Modelscope t2v¶
Documentation¶
- Class name:
Modelscopet2v
- Category:
cspnodes/modelscope
- Output node:
False
The Modelscopet2v node is designed for transforming text inputs into visual outputs, leveraging advanced models to interpret and visualize textual descriptions in a visual format. This node encapsulates the process of text-to-visual conversion, enabling the creation of images or visual representations based on textual input.
Input types¶
Required¶
prompt
- The 'prompt' parameter specifies the textual input that describes the desired visual output. It plays a key role in guiding the model towards generating images that align with the given description, directly influencing the thematic and stylistic aspects of the generated visual content.
- Comfy dtype:
STRING
- Python dtype:
str
negative_prompt
- The 'negative_prompt' parameter provides textual input that describes undesired aspects of the visual output. It helps in refining the generated images by steering the model away from unwanted characteristics, thus fine-tuning the final visual representation.
- Comfy dtype:
STRING
- Python dtype:
str
model_path
- Specifies the path to the model used for generating visual content. This parameter allows for the selection of different models, potentially offering various styles or capabilities.
- Comfy dtype:
STRING
- Python dtype:
str
num_inference_steps
- Determines the number of steps the model will take during the inference process. A higher number of steps can lead to more detailed and coherent visual outputs.
- Comfy dtype:
INT
- Python dtype:
int
guidance_scale
- Controls the degree to which the model adheres to the prompt. A higher guidance scale can result in images that more closely match the provided description.
- Comfy dtype:
FLOAT
- Python dtype:
float
seed
- Sets the random seed for generating visual content, ensuring reproducibility of results.
- Comfy dtype:
INT
- Python dtype:
int
width
- Specifies the width of the generated visual content in pixels.
- Comfy dtype:
INT
- Python dtype:
int
height
- Specifies the height of the generated visual content in pixels.
- Comfy dtype:
INT
- Python dtype:
int
num_frames
- Determines the number of frames to be generated for video content, defining the length of the output video.
- Comfy dtype:
INT
- Python dtype:
int
Output types¶
image
- Comfy dtype:
IMAGE
- This output represents the generated visual content based on the textual descriptions provided as input. It encapsulates the text-to-visual conversion logic, producing images or video frames.
- Python dtype:
torch.Tensor
- Comfy dtype:
Usage tips¶
- Infra type:
GPU
- Common nodes: unknown
Source code¶
class Modelscopet2v:
@classmethod
def INPUT_TYPES(cls):
return {
"required": {
"prompt": ("STRING", {}),
"negative_prompt": ("STRING", {"default": None}),
"model_path": ("STRING", {"default": "cerspense/zeroscope_v2_576w"}),
"num_inference_steps": ("INT", {"default": 25}),
"guidance_scale": ("FLOAT", {"default": 9.0}),
"seed": ("INT", {"default": 42}),
"width": ("INT", {"default": 576}),
"height": ("INT", {"default": 320}),
"num_frames": ("INT", {"default": 24}),
}
}
RETURN_TYPES = ("IMAGE",)
FUNCTION = "generate_video_frames"
CATEGORY = "cspnodes/modelscope"
def generate_video_frames(self, prompt, model_path, num_inference_steps, height, width, num_frames, guidance_scale, negative_prompt, seed):
# Set up the generator for deterministic results if seed is provided
generator = torch.Generator()
if seed is not None:
generator.manual_seed(seed)
pipe = DiffusionPipeline.from_pretrained(model_path, torch_dtype=torch.float16)

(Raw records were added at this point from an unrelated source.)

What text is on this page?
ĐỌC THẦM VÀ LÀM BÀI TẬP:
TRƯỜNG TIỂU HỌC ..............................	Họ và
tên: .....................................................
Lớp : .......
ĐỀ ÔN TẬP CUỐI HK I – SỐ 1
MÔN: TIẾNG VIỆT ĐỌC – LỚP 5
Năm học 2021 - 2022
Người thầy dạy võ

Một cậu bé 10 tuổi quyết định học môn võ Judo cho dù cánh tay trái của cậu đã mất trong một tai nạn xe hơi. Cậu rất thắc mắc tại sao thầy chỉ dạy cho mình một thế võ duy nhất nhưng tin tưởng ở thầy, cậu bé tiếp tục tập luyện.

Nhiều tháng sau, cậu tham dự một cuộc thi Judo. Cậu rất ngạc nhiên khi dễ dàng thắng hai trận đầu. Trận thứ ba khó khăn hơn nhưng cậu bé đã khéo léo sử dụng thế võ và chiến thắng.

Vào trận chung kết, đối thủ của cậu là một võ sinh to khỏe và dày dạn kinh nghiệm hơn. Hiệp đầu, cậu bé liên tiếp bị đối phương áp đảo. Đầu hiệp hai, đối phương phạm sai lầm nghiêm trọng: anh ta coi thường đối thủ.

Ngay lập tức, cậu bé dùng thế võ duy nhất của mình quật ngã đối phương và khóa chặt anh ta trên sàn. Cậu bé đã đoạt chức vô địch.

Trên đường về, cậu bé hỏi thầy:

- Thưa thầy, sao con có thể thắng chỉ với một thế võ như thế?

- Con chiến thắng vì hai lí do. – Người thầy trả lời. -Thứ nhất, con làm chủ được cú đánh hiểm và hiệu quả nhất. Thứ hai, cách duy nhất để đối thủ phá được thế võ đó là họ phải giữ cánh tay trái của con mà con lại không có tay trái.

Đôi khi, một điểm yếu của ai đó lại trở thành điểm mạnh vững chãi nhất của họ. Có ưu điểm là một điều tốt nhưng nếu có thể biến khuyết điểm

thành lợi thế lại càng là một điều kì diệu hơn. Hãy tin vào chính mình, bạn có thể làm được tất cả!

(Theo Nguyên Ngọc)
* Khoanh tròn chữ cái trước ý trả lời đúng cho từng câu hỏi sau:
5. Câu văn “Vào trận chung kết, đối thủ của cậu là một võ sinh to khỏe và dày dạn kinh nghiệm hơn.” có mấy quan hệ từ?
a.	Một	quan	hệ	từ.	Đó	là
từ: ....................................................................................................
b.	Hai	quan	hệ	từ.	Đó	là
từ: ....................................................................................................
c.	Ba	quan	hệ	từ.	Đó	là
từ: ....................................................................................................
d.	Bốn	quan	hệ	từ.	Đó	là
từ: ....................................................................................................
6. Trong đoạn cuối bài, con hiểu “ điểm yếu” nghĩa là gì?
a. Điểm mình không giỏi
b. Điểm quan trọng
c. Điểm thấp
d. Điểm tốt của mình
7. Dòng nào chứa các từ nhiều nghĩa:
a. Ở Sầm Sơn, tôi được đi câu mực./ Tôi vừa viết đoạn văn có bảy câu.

pipe.scheduler = DPMSolverMultistepScheduler.from_config(pipe.scheduler.config)
pipe.enable_model_cpu_offload()
# Added generator to the pipe call
video_frames = pipe(prompt, num_inference_steps=num_inference_steps, height=height, width=width, num_frames=num_frames, guidance_scale=guidance_scale, negative_prompt=negative_prompt, generator=generator).frames
# Ensure video_frames is a PyTorch tensor
if not isinstance(video_frames, torch.Tensor):
video_frames = torch.tensor(video_frames, dtype=torch.float32)
# Normalize the tensor to have values between 0 and 1 if they are in the range 0-255
if video_frames.max() > 1.0:
video_frames = video_frames / 255.0
# Remove the unnecessary batch dimension explicitly and permute the dimensions
# The expected shape is (num_frames, height, width, channels)
video_frames = video_frames.squeeze(0).permute(0, 1, 2, 3)
# Convert the tensor to CPU and to uint8 if it's not already
video_frames = video_frames.to('cpu')
# return (video_frames_numpy,)
return (video_frames,)